Troutman Pepper stands out in particular for its experience advising oil and natural gas pipeline companies. Indeed, the team is often called upon to act as lead environmental counsel in renewable power projects across the country, counseling on environment and climate change issues surrounding development, acquisitions, financing, among others. The nationwide environmental and natural resources practice is jointly led by Catherine Little and Fitzgerald Veira, both in Atlanta. Other key figures include Raleigh-based Sean Sullivan, who focuses on areas such as brownfield redevelopment, in addition to environmental compliance and transactional due diligence; and Andrew Perel in New York, who advises on environmental risk management and compliance matters.

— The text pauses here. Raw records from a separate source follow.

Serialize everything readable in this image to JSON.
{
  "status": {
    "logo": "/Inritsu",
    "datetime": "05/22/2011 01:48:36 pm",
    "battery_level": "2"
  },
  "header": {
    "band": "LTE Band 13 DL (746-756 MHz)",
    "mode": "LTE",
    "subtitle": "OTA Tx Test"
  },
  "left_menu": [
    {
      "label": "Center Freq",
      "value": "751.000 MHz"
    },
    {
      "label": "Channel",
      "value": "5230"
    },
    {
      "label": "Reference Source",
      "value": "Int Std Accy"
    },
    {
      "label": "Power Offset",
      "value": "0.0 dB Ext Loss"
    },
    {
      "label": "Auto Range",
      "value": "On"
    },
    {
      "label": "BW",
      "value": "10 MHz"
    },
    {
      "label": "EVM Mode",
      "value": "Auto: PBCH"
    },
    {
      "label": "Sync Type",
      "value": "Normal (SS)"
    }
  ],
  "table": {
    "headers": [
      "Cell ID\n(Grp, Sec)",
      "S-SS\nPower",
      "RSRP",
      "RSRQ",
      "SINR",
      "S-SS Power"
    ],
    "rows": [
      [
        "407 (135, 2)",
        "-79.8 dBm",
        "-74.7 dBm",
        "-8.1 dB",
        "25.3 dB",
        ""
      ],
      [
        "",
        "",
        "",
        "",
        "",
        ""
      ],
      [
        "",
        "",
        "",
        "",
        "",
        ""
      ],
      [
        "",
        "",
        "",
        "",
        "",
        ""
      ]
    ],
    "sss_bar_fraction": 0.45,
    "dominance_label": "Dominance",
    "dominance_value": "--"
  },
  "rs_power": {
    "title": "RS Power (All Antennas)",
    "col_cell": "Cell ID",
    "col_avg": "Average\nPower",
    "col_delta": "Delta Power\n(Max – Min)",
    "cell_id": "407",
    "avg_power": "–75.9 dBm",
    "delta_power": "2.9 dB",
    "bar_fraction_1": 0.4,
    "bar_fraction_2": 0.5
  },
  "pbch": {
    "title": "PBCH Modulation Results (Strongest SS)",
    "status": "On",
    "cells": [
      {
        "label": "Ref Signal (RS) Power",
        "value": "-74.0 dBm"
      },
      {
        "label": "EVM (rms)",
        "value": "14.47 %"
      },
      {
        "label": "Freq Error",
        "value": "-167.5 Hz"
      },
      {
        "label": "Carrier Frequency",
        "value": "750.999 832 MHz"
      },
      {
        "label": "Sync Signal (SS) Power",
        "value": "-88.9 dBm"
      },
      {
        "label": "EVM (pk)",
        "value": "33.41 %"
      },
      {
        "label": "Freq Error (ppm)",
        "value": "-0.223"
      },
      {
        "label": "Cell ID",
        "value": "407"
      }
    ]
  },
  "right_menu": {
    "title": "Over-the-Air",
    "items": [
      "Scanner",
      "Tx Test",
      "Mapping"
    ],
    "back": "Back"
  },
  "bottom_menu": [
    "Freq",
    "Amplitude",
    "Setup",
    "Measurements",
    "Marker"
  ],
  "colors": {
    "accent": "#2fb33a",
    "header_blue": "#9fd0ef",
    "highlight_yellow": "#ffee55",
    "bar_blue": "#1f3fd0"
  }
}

‘The Environmental group is creative and adaptable.  Most issues that arise are not black and white and I have had positive outcomes as a result of this group’s ability to utilize resources within the firm to provide practical approaches to complex matters.’

‘Sean Sullivan and Lisa Zak make a great team.  Working with both of them has been a pleasure and a true team effort.’

Key clients

Consolidated Edison Development

I Squared Capital


Societe Generale Corporate and Investment Banking – SGCIB

Resource Environmental Solutions

Duke Energy Renewables

Work highlights

  • Served as legal counsel to I Squared in the sale of its hydroelectric generation platform Cube Hydro Partners and affiliate Helix Partners to  Ontario Power General (OPG), in a deal valued at $1.12bn; work involved the negotiation of environmental liabilities associated with legacy site operations.
  • Acts as national environmental due diligence counsel for UBS; recent work included conducting all environmental due diligence and mitigation on a portfolio of approximately 140 Sears auto repair and retail related facilities.
  • Represented Duke Energy Renewables, a subsidiary of Duke Energy, in the environmental and siting aspects of its acquisition of the 150MW North Rosamond solar project in Kern County, California.
  • Advised Con Edison Development, a subsidiary of Consolidated Edison and one of America’s largest owners and operators of renewable energy infrastructure projects, in its largest acquisition to-date.
  • Acts as environmental counsel to the senior lender (Societe Generale Corporate and Investment Banking) and to the securitization counsel in relation to a Stand Alone Single Borrower (SASB) deal in excess of $200m.